Acima de qualquer conspurcação torpe, perpetrada pela pequenez de detratores incautos, supraconsciência responde à parâmetros de cosmoética.
Um mundo sem mesquinharias, é sobretudo um triunfo do homem sobre o seu próprio Ego.


Lennon nos deixou em 1980, assassinado por um psicopata. Perdemos muito com a falta de sua inteligência milhas acima da média, e sua determinação de sonhar com um mundo melhor, mas sobretudo por nos incentivar a embarcar nesse sonho, também.
Os detratores adoram usar a expressão “O sonho acabou”, extraída da música “God”(de 1970, contida no álbum “Plastic Ono Band”), e fora de contexto, para ironizar o fim do sonho Hippie. Mas não vejo graça alguma numa colocação desse tipo, no sentido de que só perdemos com essa inversão de valores, pois sem sonho, não andamos para a frente e viver no pesadelo dos escombros niilistas, não nos leva à parte alguma, além da desolação.

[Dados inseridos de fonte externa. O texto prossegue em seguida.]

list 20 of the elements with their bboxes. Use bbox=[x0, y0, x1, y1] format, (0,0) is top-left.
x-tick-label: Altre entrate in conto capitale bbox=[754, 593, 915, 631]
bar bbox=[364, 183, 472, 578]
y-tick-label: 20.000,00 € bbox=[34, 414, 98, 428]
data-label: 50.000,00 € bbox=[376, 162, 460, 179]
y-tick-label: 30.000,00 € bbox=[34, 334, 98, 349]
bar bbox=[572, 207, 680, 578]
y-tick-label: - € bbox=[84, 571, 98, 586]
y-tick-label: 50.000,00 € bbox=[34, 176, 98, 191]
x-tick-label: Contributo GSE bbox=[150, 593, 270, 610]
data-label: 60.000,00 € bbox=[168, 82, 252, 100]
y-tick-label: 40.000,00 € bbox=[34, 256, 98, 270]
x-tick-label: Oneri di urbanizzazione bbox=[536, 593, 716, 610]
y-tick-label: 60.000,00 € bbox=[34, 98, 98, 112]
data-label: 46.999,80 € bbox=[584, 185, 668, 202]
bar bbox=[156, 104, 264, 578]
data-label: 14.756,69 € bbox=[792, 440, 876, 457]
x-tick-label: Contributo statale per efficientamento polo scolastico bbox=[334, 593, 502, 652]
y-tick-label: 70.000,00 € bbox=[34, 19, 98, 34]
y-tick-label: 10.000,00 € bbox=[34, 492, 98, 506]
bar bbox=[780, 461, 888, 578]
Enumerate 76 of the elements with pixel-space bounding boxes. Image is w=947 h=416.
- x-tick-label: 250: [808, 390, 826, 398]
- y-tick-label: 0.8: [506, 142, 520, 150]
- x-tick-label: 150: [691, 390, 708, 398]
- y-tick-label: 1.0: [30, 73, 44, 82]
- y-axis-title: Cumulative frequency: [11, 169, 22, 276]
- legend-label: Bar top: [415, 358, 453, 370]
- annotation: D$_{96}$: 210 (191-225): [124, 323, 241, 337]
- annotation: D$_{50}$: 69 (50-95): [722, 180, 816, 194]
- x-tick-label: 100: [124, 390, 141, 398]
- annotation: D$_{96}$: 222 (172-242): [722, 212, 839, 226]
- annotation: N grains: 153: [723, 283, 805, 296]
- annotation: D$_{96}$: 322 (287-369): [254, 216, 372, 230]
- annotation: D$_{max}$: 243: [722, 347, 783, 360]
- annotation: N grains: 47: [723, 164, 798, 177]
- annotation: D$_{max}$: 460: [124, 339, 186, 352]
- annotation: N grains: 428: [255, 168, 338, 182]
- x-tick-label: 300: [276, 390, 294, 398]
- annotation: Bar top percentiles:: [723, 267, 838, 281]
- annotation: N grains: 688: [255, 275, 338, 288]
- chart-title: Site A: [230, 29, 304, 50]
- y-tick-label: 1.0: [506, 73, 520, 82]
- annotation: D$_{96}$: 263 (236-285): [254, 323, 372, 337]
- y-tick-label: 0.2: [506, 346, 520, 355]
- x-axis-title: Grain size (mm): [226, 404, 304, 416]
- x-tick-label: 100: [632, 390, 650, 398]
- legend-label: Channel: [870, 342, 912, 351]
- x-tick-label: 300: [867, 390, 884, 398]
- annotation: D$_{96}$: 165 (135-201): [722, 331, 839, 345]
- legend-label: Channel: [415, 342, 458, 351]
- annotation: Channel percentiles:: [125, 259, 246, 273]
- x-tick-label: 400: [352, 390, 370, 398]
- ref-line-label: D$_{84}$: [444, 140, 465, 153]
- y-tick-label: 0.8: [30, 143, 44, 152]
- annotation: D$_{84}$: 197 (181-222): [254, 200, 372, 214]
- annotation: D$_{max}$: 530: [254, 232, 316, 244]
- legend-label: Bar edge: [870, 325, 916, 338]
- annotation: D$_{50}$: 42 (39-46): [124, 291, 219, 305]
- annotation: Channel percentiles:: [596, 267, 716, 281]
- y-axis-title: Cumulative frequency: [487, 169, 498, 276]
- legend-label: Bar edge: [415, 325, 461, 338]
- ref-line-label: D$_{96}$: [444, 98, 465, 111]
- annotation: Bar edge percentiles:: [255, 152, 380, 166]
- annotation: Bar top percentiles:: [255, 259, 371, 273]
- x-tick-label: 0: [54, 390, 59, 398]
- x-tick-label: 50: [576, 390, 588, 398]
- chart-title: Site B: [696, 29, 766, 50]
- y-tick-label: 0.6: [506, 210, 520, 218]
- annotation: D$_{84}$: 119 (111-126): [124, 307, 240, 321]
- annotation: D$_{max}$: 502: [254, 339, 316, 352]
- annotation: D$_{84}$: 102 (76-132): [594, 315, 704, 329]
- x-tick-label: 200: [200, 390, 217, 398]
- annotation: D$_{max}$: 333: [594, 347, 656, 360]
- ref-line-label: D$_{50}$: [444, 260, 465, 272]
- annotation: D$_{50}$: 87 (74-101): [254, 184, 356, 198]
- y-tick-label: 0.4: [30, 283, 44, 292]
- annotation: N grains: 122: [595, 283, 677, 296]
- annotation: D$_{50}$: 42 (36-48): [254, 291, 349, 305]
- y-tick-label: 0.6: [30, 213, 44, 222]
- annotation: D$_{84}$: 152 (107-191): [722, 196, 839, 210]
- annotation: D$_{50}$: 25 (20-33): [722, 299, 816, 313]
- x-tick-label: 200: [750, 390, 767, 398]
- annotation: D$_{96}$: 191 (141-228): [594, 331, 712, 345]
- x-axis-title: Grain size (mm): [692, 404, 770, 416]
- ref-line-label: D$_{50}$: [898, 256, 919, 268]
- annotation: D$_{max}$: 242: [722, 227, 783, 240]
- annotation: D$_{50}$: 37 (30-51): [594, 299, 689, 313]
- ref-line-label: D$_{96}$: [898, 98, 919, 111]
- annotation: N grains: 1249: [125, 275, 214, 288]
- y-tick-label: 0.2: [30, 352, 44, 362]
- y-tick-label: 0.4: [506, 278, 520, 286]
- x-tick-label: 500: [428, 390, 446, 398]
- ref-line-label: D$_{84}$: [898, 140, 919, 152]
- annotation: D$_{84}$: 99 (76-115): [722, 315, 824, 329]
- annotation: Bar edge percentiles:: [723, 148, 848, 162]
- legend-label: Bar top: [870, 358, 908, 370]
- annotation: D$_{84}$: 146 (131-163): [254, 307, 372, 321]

Yoko Ono mantém os ideais do casal vivos em ações midiáticas, mas sem a mesma força que teriam se Lennon estivesse conosco, fisicamente até hoje.
Uma dessas ações pró-Paz, é a de manter um site onde em alguns segundos, é possível se cadastrar e se tornar um cidadão de Nutopia, adquirindo o status de embaixador desse país dos sonhos.


Eu, Luiz Domingues, sou um embaixador de Nutopia, e acredito num mundo fraternal, sem guerras e sem egoísmo.
Se você quiser se tornar um cidadão desse belo país, acesse o link :



Matéria publicada inicialmente na Revista Gatos & Alfaces, em 2014.

20 comentários:


  1. Até coloquei "Rubber Soul" para escutar. Eu leio TUDO até hoje que me aparece pela frente e escuto TUDO a respeito dos Beatles. Confesso que sou um doente beatlemaníaco. Mas, sem dúvida a partir de 1966 eles deram um salto, quando, estranhamente, começaram a sofrer mais, em função da percepção de estarem sendo usados pelo sistema. Daí o sofrimento e depois a revolta. Grande matéria, Dominguez.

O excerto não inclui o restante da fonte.